Folic Acid | Benefits and Defects

What is Folic Acid?

Folate (Vitamin B-9) is important in red blood cell formation and for healthy cell growth and function. The nutrient is crucial during early pregnancy to reduce the risk of birth defects of the brain and spine.

Folate is found mainly in dark green leafy vegetables, beans, peas and nuts. Fruits rich in folate include oranges, lemons, bananas, melons and strawberries. The synthetic form of folate is folic acid. It's in an essential component of prenatal vitamins and is in many fortified foods such as cereals and pastas.

A diet lacking foods rich in folate or folic acid can lead to a folate deficiency. Folate deficiency can also occur in people who have conditions, such as celiac disease, that prevent the small intestine from absorbing nutrients from foods (malabsorption syndromes).

What is the best source of it?

Folate is naturally present in a wide variety of foods, including vegetables (especially dark green leafy vegetables), fruits and fruit juices, nuts, beans, peas, seafood, eggs, dairy products, meat, poultry, and grains. Spinach, liver, asparagus, and brussels sprouts are among the foods with the highest folate levels.

Dietary supplements


Folic acid is available in multivitamins and prenatal vitamins, supplements containing other B-complex vitamins, and supplements containing only folic acid.

About 85% of supplemental folic acid, when taken with food, is bioavailable. When consumed without food, nearly 100% of supplemental folic acid is bioavailable.
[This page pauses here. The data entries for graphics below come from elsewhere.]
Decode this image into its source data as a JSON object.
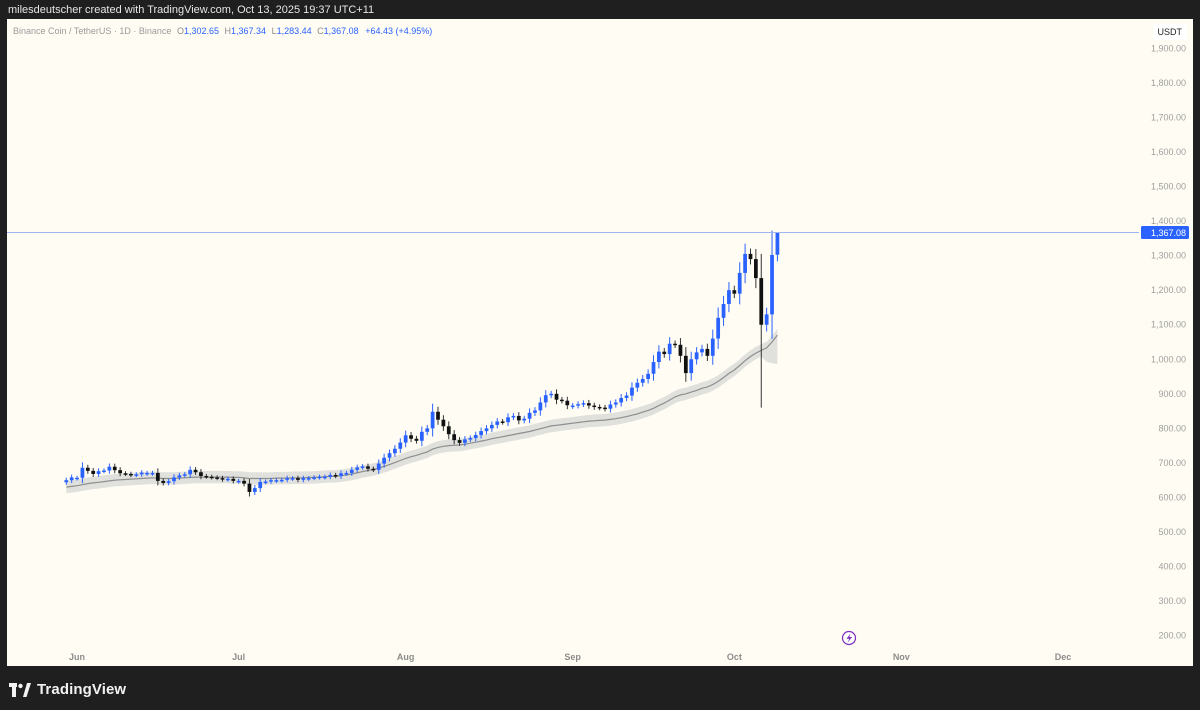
{
  "caption": "milesdeutscher created with TradingView.com, Oct 13, 2025 19:37 UTC+11",
  "legend": {
    "symbol": "Binance Coin / TetherUS · 1D · Binance",
    "o_label": "O",
    "o": "1,302.65",
    "h_label": "H",
    "h": "1,367.34",
    "l_label": "L",
    "l": "1,283.44",
    "c_label": "C",
    "c": "1,367.08",
    "change": "+64.43 (+4.95%)"
  },
  "currency": "USDT",
  "brand": "TradingView",
  "colors": {
    "up": "#2962ff",
    "down": "#111111",
    "background": "#fffdf3",
    "band": "#d6d6d6",
    "ema": "#8e8e8e",
    "last_price_line": "#9db6f5"
  },
  "icons": {
    "lightning": "lightning-icon",
    "logo": "tradingview-logo-icon"
  },
  "chart_data": {
    "type": "candlestick",
    "title": "",
    "ylim": [
      170,
      1985
    ],
    "y_ticks": [
      "200.00",
      "300.00",
      "400.00",
      "500.00",
      "600.00",
      "700.00",
      "800.00",
      "900.00",
      "1,000.00",
      "1,100.00",
      "1,200.00",
      "1,300.00",
      "1,400.00",
      "1,500.00",
      "1,600.00",
      "1,700.00",
      "1,800.00",
      "1,900.00"
    ],
    "x_labels": [
      {
        "label": "Jun",
        "day": 2
      },
      {
        "label": "Jul",
        "day": 32
      },
      {
        "label": "Aug",
        "day": 63
      },
      {
        "label": "Sep",
        "day": 94
      },
      {
        "label": "Oct",
        "day": 124
      },
      {
        "label": "Nov",
        "day": 155
      },
      {
        "label": "Dec",
        "day": 185
      }
    ],
    "x_day_range": [
      -11,
      198
    ],
    "last_price": "1,367.08",
    "last_price_value": 1367.08,
    "closes": [
      650,
      658,
      657,
      686,
      677,
      668,
      676,
      678,
      689,
      679,
      670,
      668,
      665,
      667,
      672,
      671,
      671,
      648,
      642,
      647,
      658,
      664,
      667,
      680,
      673,
      662,
      660,
      658,
      656,
      652,
      654,
      648,
      648,
      640,
      616,
      627,
      645,
      646,
      650,
      650,
      651,
      656,
      656,
      651,
      656,
      656,
      658,
      660,
      660,
      665,
      662,
      670,
      671,
      680,
      687,
      690,
      683,
      680,
      698,
      715,
      728,
      741,
      759,
      780,
      770,
      764,
      790,
      800,
      848,
      825,
      806,
      783,
      766,
      758,
      768,
      772,
      781,
      792,
      800,
      810,
      820,
      818,
      832,
      836,
      823,
      828,
      845,
      852,
      875,
      896,
      900,
      883,
      880,
      867,
      866,
      870,
      873,
      866,
      862,
      860,
      857,
      869,
      875,
      888,
      895,
      918,
      932,
      943,
      958,
      992,
      1022,
      1015,
      1045,
      1042,
      1010,
      960,
      1000,
      1020,
      1030,
      1010,
      1060,
      1120,
      1160,
      1200,
      1190,
      1250,
      1305,
      1290,
      1235,
      1100,
      1130,
      1302,
      1367
    ],
    "ema": [
      630,
      632,
      634,
      637,
      640,
      642,
      644,
      646,
      648,
      650,
      651,
      652,
      653,
      654,
      655,
      656,
      657,
      656,
      655,
      655,
      655,
      656,
      657,
      658,
      659,
      659,
      659,
      659,
      659,
      659,
      659,
      658,
      658,
      657,
      655,
      655,
      655,
      655,
      655,
      656,
      656,
      656,
      657,
      657,
      657,
      658,
      658,
      659,
      660,
      661,
      661,
      663,
      665,
      668,
      671,
      675,
      678,
      681,
      685,
      690,
      695,
      701,
      707,
      713,
      718,
      722,
      727,
      732,
      740,
      745,
      748,
      750,
      751,
      752,
      754,
      757,
      760,
      763,
      766,
      770,
      773,
      776,
      779,
      782,
      785,
      788,
      791,
      795,
      799,
      803,
      807,
      809,
      811,
      813,
      815,
      817,
      819,
      821,
      822,
      823,
      824,
      826,
      828,
      831,
      834,
      838,
      842,
      847,
      852,
      858,
      866,
      873,
      882,
      891,
      897,
      900,
      905,
      910,
      916,
      920,
      927,
      936,
      947,
      959,
      969,
      982,
      996,
      1008,
      1018,
      1026,
      1033,
      1050,
      1070
    ],
    "ema_band": 18
  }
}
Dietary supplements containing 5-methyl-THF (also called methylfolate), a reduced form of folate, are also available. For some people, supplementation with 5-methyl-THF might be more beneficial than with folic acid as the bioavailability of 5-methyl-THF in supplements is the same as or greater than that of folic acid.

 

What are the deficiency symptoms of it?

Isolated folate deficiency is uncommon; folate deficiency usually coexists with other nutrient deficiencies because of its strong association with poor diet, alcoholism, and malabsorptive disorders. Megaloblastic anemia, which is characterized by large, abnormally nucleated erythrocytes, is the primary clinical sign of folate or vitamin B12 deficiency. Its symptoms include weakness, fatigue, difficulty concentrating, irritability, headache, heart palpitations and shortness of breath.

Folate deficiency can also produce soreness in and shallow ulcerations on the tongue and oral mucosa; changes in skin, hair, or fingernail pigmentation; gastrointestinal symptoms; and elevated blood concentrations of homocysteine.
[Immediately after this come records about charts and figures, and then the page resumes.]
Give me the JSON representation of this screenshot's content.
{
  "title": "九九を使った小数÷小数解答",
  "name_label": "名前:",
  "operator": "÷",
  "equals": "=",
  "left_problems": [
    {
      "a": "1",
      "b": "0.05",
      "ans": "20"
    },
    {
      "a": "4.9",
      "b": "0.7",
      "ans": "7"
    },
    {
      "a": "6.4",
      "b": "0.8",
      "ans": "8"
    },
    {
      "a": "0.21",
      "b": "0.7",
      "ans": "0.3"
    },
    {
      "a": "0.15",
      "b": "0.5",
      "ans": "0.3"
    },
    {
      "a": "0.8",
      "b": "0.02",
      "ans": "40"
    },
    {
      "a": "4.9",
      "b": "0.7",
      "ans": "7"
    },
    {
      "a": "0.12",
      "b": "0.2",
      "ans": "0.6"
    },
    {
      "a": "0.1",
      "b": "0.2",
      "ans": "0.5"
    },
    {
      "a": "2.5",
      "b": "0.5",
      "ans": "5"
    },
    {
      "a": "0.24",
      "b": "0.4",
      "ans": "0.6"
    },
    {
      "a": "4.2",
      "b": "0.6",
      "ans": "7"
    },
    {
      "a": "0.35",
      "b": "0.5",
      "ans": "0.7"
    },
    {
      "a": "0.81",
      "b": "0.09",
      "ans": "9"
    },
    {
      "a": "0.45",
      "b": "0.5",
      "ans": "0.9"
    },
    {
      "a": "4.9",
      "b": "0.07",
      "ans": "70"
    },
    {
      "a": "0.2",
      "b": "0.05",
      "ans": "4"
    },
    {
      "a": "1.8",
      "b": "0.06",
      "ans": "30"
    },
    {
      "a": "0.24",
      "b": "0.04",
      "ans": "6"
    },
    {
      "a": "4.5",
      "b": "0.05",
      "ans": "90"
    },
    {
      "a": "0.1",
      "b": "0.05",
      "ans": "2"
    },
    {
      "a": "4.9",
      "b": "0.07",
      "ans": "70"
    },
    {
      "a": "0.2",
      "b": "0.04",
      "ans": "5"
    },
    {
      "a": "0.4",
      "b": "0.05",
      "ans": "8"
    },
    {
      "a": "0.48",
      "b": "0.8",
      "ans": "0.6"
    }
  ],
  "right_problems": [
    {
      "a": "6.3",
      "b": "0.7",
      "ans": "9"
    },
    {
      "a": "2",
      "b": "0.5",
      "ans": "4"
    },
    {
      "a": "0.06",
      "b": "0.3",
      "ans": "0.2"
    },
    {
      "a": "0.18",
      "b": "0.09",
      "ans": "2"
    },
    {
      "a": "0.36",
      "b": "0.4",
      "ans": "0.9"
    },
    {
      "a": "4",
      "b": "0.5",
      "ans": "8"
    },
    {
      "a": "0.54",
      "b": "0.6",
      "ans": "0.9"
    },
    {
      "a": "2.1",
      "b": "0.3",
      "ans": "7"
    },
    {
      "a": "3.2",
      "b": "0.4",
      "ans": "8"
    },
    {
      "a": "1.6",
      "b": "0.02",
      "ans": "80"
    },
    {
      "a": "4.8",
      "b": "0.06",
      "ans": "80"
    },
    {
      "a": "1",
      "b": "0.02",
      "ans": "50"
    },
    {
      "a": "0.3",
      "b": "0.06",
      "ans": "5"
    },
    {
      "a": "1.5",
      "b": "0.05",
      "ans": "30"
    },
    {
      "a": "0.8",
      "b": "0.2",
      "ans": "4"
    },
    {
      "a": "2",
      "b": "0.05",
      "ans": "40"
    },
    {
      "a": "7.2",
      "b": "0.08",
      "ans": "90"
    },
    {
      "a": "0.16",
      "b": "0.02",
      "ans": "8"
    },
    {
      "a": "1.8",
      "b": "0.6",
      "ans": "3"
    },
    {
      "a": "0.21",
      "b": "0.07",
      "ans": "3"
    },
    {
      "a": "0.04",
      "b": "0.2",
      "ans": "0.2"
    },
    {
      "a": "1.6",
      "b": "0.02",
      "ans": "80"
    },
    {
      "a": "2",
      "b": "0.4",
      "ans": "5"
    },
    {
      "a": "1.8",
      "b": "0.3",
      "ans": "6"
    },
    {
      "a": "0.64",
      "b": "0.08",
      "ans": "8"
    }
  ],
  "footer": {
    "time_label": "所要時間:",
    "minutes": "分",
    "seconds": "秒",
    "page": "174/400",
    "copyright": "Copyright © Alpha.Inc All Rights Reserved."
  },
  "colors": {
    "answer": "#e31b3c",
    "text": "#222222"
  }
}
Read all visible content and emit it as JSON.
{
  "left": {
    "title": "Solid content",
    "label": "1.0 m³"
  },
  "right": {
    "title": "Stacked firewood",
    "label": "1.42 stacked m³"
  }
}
Women with insufficient folate intakes are at increased risk of giving birth to infants with Neural tube defects (NTDs). Inadequate maternal folate status has also been associated with low infant birth weight, preterm delivery, and fetal growth retardation

Groups at Risk of Folate Inadequacy

The following groups are among those most likely to be at risk of folate inadequacy.
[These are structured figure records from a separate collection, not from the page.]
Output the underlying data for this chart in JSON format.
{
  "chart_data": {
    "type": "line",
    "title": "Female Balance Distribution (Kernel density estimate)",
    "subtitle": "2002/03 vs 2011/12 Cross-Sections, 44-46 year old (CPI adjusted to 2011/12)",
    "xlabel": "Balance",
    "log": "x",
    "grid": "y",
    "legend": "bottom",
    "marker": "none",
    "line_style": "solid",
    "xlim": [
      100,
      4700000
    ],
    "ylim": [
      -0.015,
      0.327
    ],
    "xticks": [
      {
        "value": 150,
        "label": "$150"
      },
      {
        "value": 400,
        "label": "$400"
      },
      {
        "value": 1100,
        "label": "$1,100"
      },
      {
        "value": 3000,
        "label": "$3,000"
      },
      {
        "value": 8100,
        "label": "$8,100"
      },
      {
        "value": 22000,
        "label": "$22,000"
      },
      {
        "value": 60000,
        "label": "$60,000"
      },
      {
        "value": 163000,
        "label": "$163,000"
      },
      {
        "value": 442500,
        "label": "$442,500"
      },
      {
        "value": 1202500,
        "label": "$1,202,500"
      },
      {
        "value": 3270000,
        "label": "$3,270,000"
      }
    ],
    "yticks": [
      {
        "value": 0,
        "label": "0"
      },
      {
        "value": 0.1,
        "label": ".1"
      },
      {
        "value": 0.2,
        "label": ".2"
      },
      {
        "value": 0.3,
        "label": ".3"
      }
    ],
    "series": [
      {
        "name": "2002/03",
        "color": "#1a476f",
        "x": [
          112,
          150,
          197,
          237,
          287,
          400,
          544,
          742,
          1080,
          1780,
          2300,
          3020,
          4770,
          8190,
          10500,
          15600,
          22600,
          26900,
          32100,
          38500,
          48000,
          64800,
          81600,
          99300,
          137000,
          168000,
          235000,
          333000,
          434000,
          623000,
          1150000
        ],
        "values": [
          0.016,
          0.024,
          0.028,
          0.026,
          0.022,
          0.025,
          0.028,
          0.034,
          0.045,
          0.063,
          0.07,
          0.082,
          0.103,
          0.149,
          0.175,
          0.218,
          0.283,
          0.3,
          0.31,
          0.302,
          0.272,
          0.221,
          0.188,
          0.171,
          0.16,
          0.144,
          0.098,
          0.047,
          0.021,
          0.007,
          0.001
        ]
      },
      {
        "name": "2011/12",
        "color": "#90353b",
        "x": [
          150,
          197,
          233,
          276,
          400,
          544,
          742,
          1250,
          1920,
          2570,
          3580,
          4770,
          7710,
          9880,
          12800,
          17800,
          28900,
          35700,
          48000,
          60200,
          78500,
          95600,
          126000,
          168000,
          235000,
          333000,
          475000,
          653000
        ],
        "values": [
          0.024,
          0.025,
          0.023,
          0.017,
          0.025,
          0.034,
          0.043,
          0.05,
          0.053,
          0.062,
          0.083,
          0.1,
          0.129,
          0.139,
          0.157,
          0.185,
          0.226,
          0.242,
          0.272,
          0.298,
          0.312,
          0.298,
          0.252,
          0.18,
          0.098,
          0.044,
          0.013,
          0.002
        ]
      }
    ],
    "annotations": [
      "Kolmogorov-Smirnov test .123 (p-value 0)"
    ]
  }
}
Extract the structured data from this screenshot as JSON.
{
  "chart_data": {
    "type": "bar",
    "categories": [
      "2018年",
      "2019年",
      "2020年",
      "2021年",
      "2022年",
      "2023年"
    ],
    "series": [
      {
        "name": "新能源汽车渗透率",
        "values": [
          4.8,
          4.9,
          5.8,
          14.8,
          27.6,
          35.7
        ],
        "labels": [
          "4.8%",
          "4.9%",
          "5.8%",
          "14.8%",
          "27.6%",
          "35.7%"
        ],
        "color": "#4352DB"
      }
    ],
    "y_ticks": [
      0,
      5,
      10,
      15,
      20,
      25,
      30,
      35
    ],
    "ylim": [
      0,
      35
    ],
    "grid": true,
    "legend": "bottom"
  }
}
  • People with alcohol use disorder
  • Women of childbearing age
  • Pregnant women
  • People with malabsorptive disorders
  • People with the MTHFR enzyme polymorphism

 

What are the benefits of having it?

Folate and health

This section focuses on seven diseases and disorders in which folate might play a role: 

  • Cancer

Folate that is naturally present in food may decrease the risk of several forms of cancer. But folate supplements might have different effects on cancer risk depending on how much the person consumes. People who take recommended amounts of folic acid before cancer develops might decrease cancer risk.

  • Cardiovascular disease and stroke

Folic acid supplements lower levels of homocysteine, an amino acid in the blood thats linked to a higher risk of cardiovascular disease. But the supplements don’t directly decrease the risk of heart disease. Some studies have shown that a combination of folic acid with other B-vitamins, however, helps prevent stroke.

  • Dementia, cognitive function, and Alzheimer’s disease

Folic acid supplementation reduces the serum homocysteine levels and is therefore a possible method to help prevent dementia or age-related cognitive decline.

  • Depression

People with low blood levels of folate might be more likely to have depression. In addition, they might not respond as well to antidepressant treatment as people with normal folate levels.

 

  • Neural Tube Defects

Taking folic acid before becoming pregnant and during early pregnancy helps prevent neural tube defects in babies. NTDs are major birth defects in a baby’s brain (anencephaly) or spine (spina bifida). But about half of all pregnancies are unplanned. Therefore, all women and teen girls are recommended to consume folic acid daily from supplements, fortified foods, or both, in addition to the folate they get from following a healthy eating pattern.

  • Preterm birth, congenital heart defects and other birth defects

Taking folic acid might reduce the risk of having a premature baby or a baby with birth defects, such as certain types of heart problems.

  • Autism Spectrum Disorder (ASD)

ASD affects communication and behaviour, usually beginning by age 2. People with ASD have limited interests, repetitive behaviours, and difficulty communicating and interacting with others.